Basic dacura workflow and roles.

Fig. 3.
figure 3

Screenshot of the Dacura codebook analysis tool.

Experiments using the Dacura tool to measure the speed of production and quality of political violence datasets indicated large variability between the quality of data produced by different human volunteers [5] which can significantly affect the overall quality of the dataset. As a consequence, it is evident that there is a need to implement live data quality control, something that provides data curators with tools to assess the quality of the data being produced during the harvesting process itself, and not only after the final results are present. This could ensure that good and reliable Linked Data will be available during all the data lifecycle processes (Fig. 2).

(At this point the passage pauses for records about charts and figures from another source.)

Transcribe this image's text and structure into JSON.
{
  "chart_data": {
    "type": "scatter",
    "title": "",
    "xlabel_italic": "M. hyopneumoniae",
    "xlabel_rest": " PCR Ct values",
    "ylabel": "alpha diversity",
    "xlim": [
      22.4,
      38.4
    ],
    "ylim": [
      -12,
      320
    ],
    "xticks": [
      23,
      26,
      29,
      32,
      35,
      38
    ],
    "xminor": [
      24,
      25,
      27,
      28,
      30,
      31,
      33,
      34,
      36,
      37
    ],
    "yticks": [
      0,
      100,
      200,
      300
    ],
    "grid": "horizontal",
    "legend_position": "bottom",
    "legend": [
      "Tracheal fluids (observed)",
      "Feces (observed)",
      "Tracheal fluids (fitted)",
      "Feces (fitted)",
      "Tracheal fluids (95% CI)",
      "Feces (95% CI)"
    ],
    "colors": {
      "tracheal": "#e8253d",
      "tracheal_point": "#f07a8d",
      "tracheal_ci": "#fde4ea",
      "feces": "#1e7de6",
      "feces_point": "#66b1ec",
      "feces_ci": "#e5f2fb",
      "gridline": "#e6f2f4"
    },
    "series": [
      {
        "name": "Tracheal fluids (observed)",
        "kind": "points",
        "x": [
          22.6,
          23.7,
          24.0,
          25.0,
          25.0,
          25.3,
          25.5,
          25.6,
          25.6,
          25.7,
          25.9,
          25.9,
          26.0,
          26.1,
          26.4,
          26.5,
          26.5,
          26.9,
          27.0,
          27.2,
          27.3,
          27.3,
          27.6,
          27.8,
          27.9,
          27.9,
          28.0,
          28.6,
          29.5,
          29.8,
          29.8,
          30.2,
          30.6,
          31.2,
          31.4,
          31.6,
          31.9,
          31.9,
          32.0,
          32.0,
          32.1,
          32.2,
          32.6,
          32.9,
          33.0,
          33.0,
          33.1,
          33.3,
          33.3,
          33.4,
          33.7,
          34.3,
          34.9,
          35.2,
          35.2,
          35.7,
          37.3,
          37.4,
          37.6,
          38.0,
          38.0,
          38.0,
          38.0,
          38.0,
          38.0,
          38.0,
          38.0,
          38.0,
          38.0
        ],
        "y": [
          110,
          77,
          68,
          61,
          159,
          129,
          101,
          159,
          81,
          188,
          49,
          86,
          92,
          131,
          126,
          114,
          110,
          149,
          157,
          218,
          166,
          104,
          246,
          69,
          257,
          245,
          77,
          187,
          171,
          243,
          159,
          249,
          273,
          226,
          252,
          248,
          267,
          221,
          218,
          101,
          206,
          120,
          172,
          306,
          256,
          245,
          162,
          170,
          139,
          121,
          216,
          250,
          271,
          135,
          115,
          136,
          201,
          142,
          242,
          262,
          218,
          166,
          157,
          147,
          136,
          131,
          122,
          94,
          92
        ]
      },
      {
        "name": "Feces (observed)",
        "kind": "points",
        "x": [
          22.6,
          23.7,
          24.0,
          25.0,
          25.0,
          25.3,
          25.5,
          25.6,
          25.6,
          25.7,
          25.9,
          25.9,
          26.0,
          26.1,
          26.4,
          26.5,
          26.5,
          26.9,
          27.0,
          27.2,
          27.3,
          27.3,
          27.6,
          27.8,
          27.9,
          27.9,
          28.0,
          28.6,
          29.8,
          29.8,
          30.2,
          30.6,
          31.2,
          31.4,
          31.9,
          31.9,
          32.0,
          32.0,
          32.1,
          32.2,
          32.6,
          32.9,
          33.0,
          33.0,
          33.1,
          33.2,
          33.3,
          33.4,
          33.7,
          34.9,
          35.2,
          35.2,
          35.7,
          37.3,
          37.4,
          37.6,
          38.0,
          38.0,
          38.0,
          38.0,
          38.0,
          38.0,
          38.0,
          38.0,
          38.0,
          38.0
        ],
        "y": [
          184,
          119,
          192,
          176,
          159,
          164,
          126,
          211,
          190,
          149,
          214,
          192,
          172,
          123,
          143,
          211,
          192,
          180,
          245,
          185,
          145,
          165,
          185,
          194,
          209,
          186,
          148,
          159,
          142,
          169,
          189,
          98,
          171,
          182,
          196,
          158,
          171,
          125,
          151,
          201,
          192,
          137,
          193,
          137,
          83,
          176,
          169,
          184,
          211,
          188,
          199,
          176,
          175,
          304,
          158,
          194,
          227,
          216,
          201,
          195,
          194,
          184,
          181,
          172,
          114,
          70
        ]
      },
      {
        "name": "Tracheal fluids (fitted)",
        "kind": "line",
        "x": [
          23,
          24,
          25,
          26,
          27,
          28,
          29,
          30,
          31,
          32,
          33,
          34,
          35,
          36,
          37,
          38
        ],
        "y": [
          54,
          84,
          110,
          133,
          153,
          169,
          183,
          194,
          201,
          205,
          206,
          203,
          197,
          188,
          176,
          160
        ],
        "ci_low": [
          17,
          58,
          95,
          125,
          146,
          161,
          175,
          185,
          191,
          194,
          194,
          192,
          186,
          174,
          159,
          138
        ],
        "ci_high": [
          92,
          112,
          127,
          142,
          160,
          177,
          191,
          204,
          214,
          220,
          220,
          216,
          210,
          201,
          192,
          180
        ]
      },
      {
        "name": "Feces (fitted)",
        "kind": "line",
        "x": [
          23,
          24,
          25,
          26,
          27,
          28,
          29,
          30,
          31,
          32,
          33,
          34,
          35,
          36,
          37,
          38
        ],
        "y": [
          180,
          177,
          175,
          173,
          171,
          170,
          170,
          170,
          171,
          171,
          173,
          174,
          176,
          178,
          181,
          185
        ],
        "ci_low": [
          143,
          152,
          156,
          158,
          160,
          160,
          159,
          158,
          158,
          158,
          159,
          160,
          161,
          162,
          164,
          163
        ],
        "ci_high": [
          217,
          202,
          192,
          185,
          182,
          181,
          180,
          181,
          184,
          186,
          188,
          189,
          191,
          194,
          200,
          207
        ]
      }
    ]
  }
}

Currently, development of the Dacura system is focused on providing tool support for the Seshat Global History Databank. This is a large-scale effort to provide historical time-series data for the entirety of human history from the development of agriculture to the present day, in order to test and explore models of social structures and change. Seshat currently uses a wiki to collect data, but this approach makes it difficult to collate the collected information in a format amenable to statistical analysis. Dacura provides a set of web-based tools to allow Seshat researchers to more quickly and easily enter their data, as well as storing it in a format which allows easy manipulation in order to test historical hypotheses.

4 Conclusion

In this paper we provide an overview of the Dacura system. This paper outlines the requirements that led to its construction, a brief overview of how it functions, and some details as to how it integrates with the Seshat wiki. The Dacura system is under continuous development, and will be undergoing trials with users in the autumn of 2016. These trials will be used to further develop and improve the system.